- Born: Emsworth, Hampshire, England
- Occupation: Actress
- Years active: 1988–present
- Known for: Coronation Street (1992–1997, 2007, 2017) Queer As Folk (1997) Emmerdale (2013, 2015–2017)
- Website: Denise Black

= Denise Black =

English actress

Denise Black is an English actress. She is best known for her roles in Coronation Street, Emmerdale, and Queer As Folk.

==Early life and education ==
Denise Black was born in Emsworth, Hampshire.

After attending Portsmouth High School for Girls, she studied psychology at University of London. She also worked in a local psychiatric care home. After graduating, she travelled to Gibraltar, later moving to the West Indies, setting her sights on becoming an actress.

==Career ==
Black's first professional role was as a cat in Miniatures at Sheffield's Crucible Theatre. She worked in several fringe theatres before gaining her Equity card in 1980. Black joined the Actors' Touring Company and performed Shakespeare around South America and in Israel, Greece and Yugoslavia.

When Black returned to the UK, she appeared with fellow-actresses Josie Lawrence and Kate McKenzie at the Newcastle Playhouse in La Pasionaria, and to further their interests in music and singing, they formed a jazz group, Denise Black & the Kray Sisters. Her friendship with Lawrence landed Black parts in Channel 4's Saturday Live and Josie. Black then joined Julian Clary on stage at London's Donmar Warehouse.

In 1988 she appeared at the Oldham Coliseum in The Threepenny Opera. Over the years, Black would feature in numerous other stage productions including Art of Success; Stop Children's Laughter (at Bolton's Octagon Theatre), and Shakespeare's King Lear and Twelfth Night (with the Cambridge Touring Company).

In 1990, Black made her television drama debut playing a prostitute in "Street Life", an episode of the BBC's Casualty.
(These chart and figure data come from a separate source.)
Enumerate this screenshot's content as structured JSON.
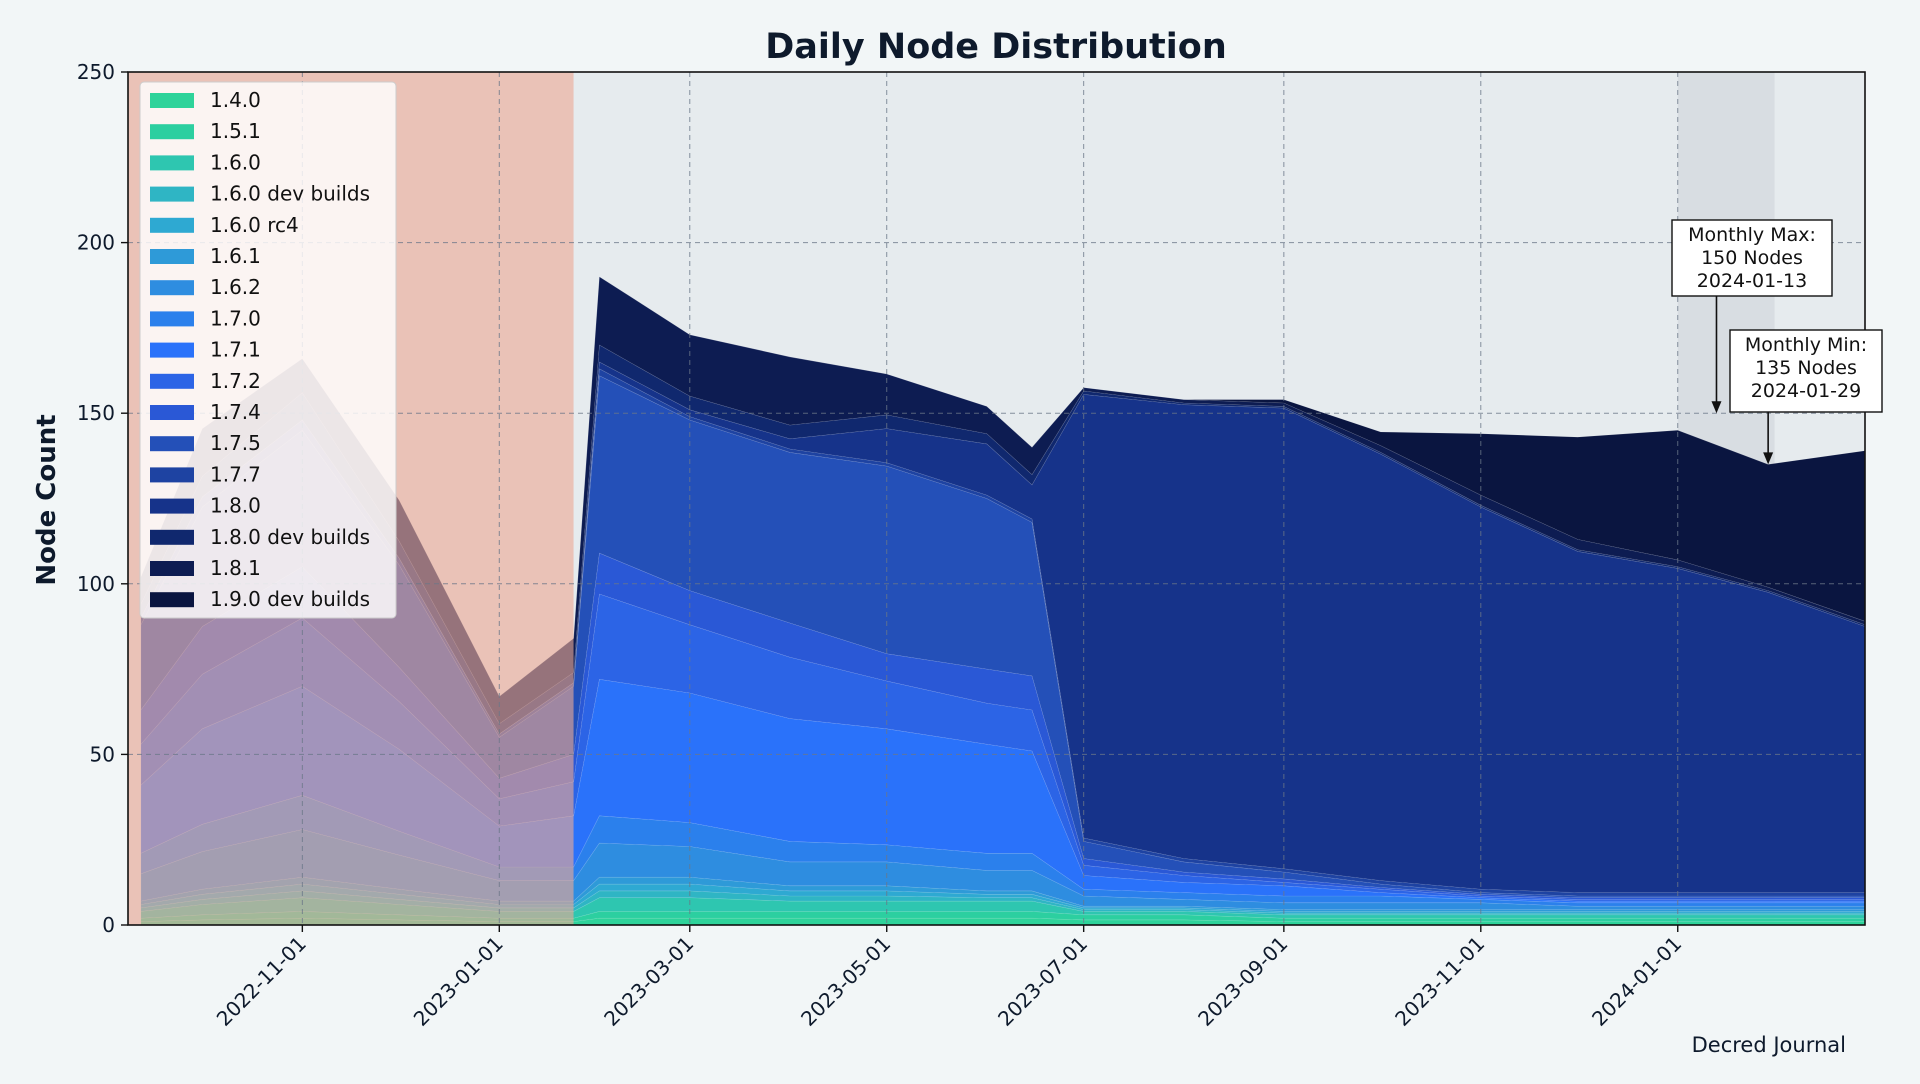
{
  "chart_data": {
    "type": "area",
    "stacked": true,
    "title": "Daily Node Distribution",
    "ylabel": "Node Count",
    "xlabel": "",
    "ylim": [
      0,
      250
    ],
    "xlim": [
      "2022-09-08",
      "2024-02-28"
    ],
    "yticks": [
      0,
      50,
      100,
      150,
      200,
      250
    ],
    "xticks": [
      "2022-11-01",
      "2023-01-01",
      "2023-03-01",
      "2023-05-01",
      "2023-07-01",
      "2023-09-01",
      "2023-11-01",
      "2024-01-01"
    ],
    "grid": true,
    "legend_position": "top-left",
    "watermark": "Decred Journal",
    "colors": {
      "background": "#f2f6f7",
      "plot_background": "#e6ebee",
      "unreliable_region": "#eba994",
      "highlight_month": "#d8dde2",
      "title": "#0e1a2c"
    },
    "shaded_regions": [
      {
        "from": "2022-09-08",
        "to": "2023-01-24",
        "color": "#eba994"
      },
      {
        "from": "2024-01-01",
        "to": "2024-01-31",
        "color": "#d8dde2"
      }
    ],
    "annotations": [
      {
        "text": "Monthly Max:\n150 Nodes\n2024-01-13",
        "date": "2024-01-13",
        "value": 150
      },
      {
        "text": "Monthly Min:\n135 Nodes\n2024-01-29",
        "date": "2024-01-29",
        "value": 135
      }
    ],
    "x": [
      "2022-09-12",
      "2022-10-01",
      "2022-11-01",
      "2022-12-01",
      "2023-01-01",
      "2023-01-24",
      "2023-02-01",
      "2023-03-01",
      "2023-04-01",
      "2023-05-01",
      "2023-06-01",
      "2023-06-15",
      "2023-07-01",
      "2023-08-01",
      "2023-09-01",
      "2023-10-01",
      "2023-11-01",
      "2023-12-01",
      "2024-01-01",
      "2024-01-29",
      "2024-02-28"
    ],
    "series": [
      {
        "name": "1.4.0",
        "color": "#2ed39a",
        "values": [
          1,
          1.5,
          2,
          1.5,
          1,
          1,
          2,
          2,
          2,
          2,
          2,
          2,
          1.5,
          1.5,
          1,
          1,
          1,
          1,
          1,
          1,
          1
        ]
      },
      {
        "name": "1.5.1",
        "color": "#2ccfa0",
        "values": [
          1,
          1.5,
          2,
          1.5,
          1,
          1,
          2,
          2,
          2,
          2,
          2,
          2,
          1.5,
          1.5,
          1,
          1,
          1,
          1,
          1,
          1,
          1
        ]
      },
      {
        "name": "1.6.0",
        "color": "#2ec6b0",
        "values": [
          2,
          3,
          4,
          3,
          2,
          2,
          4,
          4,
          3,
          3,
          3,
          3,
          1,
          1,
          1,
          1,
          1,
          1,
          1,
          1,
          1
        ]
      },
      {
        "name": "1.6.0 dev builds",
        "color": "#2fb5c4",
        "values": [
          1,
          1.5,
          2,
          1.5,
          1,
          1,
          2,
          2,
          1.5,
          1.5,
          1,
          1,
          0.5,
          0.5,
          0.5,
          0.5,
          0.5,
          0.5,
          0.5,
          0.5,
          0.5
        ]
      },
      {
        "name": "1.6.0 rc4",
        "color": "#2ea9d2",
        "values": [
          1,
          1.5,
          2,
          1.5,
          1,
          1,
          2,
          2,
          1.5,
          1.5,
          1,
          1,
          0.5,
          0.5,
          0.5,
          0.5,
          0.5,
          0.5,
          0.5,
          0.5,
          0.5
        ]
      },
      {
        "name": "1.6.1",
        "color": "#2e9ad8",
        "values": [
          1,
          1.5,
          2,
          1.5,
          1,
          1,
          2,
          2,
          1.5,
          1.5,
          1,
          1,
          0.5,
          0.5,
          0.5,
          0.5,
          0.5,
          0.5,
          0.5,
          0.5,
          0.5
        ]
      },
      {
        "name": "1.6.2",
        "color": "#2e8de0",
        "values": [
          8,
          11,
          14,
          10,
          6,
          6,
          10,
          9,
          7,
          7,
          6,
          6,
          3,
          2,
          2,
          2,
          2,
          1,
          1,
          1,
          1
        ]
      },
      {
        "name": "1.7.0",
        "color": "#2b80ec",
        "values": [
          6,
          8,
          10,
          7,
          4,
          4,
          8,
          7,
          6,
          5,
          5,
          5,
          2,
          2,
          2,
          2,
          1,
          1,
          1,
          1,
          1
        ]
      },
      {
        "name": "1.7.1",
        "color": "#2a72fa",
        "values": [
          20,
          28,
          32,
          24,
          12,
          15,
          40,
          38,
          36,
          34,
          32,
          30,
          4,
          3,
          3,
          1,
          0.5,
          0.5,
          0.5,
          0.5,
          0.5
        ]
      },
      {
        "name": "1.7.2",
        "color": "#2c64e6",
        "values": [
          12,
          16,
          20,
          14,
          8,
          10,
          25,
          20,
          18,
          14,
          12,
          12,
          3,
          2,
          1,
          1,
          0.5,
          0.5,
          0.5,
          0.5,
          0.5
        ]
      },
      {
        "name": "1.7.4",
        "color": "#2a58d6",
        "values": [
          10,
          14,
          15,
          10,
          6,
          8,
          12,
          10,
          10,
          8,
          10,
          10,
          2,
          1,
          1,
          0.5,
          0.5,
          0.5,
          0.5,
          0.5,
          0.5
        ]
      },
      {
        "name": "1.7.5",
        "color": "#2450b8",
        "values": [
          25,
          35,
          40,
          30,
          12,
          20,
          52,
          50,
          50,
          55,
          50,
          45,
          5,
          3,
          2,
          1,
          0.5,
          0.5,
          0.5,
          0.5,
          0.5
        ]
      },
      {
        "name": "1.7.7",
        "color": "#1e43a2",
        "values": [
          2,
          3,
          3,
          2,
          1,
          1,
          2,
          1,
          1,
          1,
          1,
          1,
          1,
          1,
          1,
          1,
          1,
          1,
          1,
          1,
          1
        ]
      },
      {
        "name": "1.8.0",
        "color": "#16338a",
        "values": [
          0,
          0,
          0,
          0,
          0,
          0,
          2,
          2,
          3,
          10,
          15,
          10,
          130,
          133,
          135,
          125,
          112,
          100,
          95,
          88,
          78
        ]
      },
      {
        "name": "1.8.0 dev builds",
        "color": "#10286e",
        "values": [
          4,
          6,
          8,
          5,
          3,
          3,
          5,
          4,
          4,
          4,
          3,
          3,
          1,
          0.5,
          0.5,
          0.5,
          0.5,
          0.5,
          0.5,
          0.5,
          0.5
        ]
      },
      {
        "name": "1.8.1",
        "color": "#0d1c52",
        "values": [
          8,
          14,
          10,
          12,
          8,
          10,
          20,
          18,
          20,
          12,
          8,
          8,
          1,
          1,
          1,
          2,
          3,
          3,
          2,
          1,
          1
        ]
      },
      {
        "name": "1.9.0 dev builds",
        "color": "#0a1540",
        "values": [
          0,
          0,
          0,
          0,
          0,
          0,
          0,
          0,
          0,
          0,
          0,
          0,
          0,
          0,
          1,
          4,
          18,
          30,
          38,
          36,
          50
        ]
      }
    ]
  }
}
She appeared as Carrie Evans in Shoscombe Old Place, an edition of The Casebook of Sherlock Holmes (1991). She appeared in many television series during the 1990s and 2000s including A Touch of Frost, Dangerfield, The Bill, Bad Girls, New Tricks, and Doc Martin.

===Coronation Street===
In 1992, Black joined the soap opera Coronation Street as Denise Osbourne, remaining on the show until 1997. Her main storylines revolved around her love affair with Ken Barlow (William Roache). Black briefly returned to the role in 2007 and again in 2017.

===Queer as Folk===
Black was one of the main cast members of the Channel 4 TV series Queer As Folk, written by Russell T Davies. She played the role of Hazel Tyler in all 10 episodes of the show. She reprised the role of Hazel (as her ghost on Canal Street) in the 2015 follow-up series Cucumber.

===Emmerdale===
On 20 June 2013, it was announced that Black would be joining the cast of Emmerdale, as Joanie Wright, the adoptive grandmother of Amy Wyatt's (Chelsea Halfpenny) son Kyle whom she gave away shortly after he was born. Black made her first appearance in the soap on 12 August 2013, before departing on 14 November 2013. She reprised the role on 17 June 2015 as a regular cast member, before Black departed again permanently on 30 January 2017, when her character was killed off from a heart attack after being released from a short-stint in prison.

===Other roles===
In 2010, Black's band played at the Edinburgh Festival when she was in mid-UK national tour of a stage version of Calendar Girls. In 2011, Black played the role of Mother Superior, alongside Michael Starke and Cynthia Erivo in the first UK tour of the musical Sister Act.

In 2015, Black made a guest appearance as Liam Conroy's (Adam Gillen) mother Gloria, attempting to lure him back to the UK, in Benidorm. In 2020, Black starrred in the epic historical drama film The Lady of Heaven in the role of Bibi, a loving grandmother who narrates the historical story of Lady Fatima. In 2021, she played Mrs. Hudson in the Netflix series The Irregulars.

In May 2023 she was announced as a cast member of the upcoming Disney+ series Rivals, alongside David Tennant, Alex Hassell, Aidan Turner, Katherine Parkinson, Emily Atack, and Danny Dyer. Black played the role of Joyce Madden in the series.

==Personal life==
Black lives in Southsea and sings with a band, The Loose Screw. They played a series of cabaret shows in November 2009.

In 2004, while filming the BBC miniseries To the Ends of the Earth in KwaZulu-Natal, South Africa, Black and two friends, including co-star Benedict Cumberbatch, were abducted at gunpoint by a group of local men after their vehicle suffered a blown tyre. They were bound and driven to an unsettled territory before being released unharmed without explanation.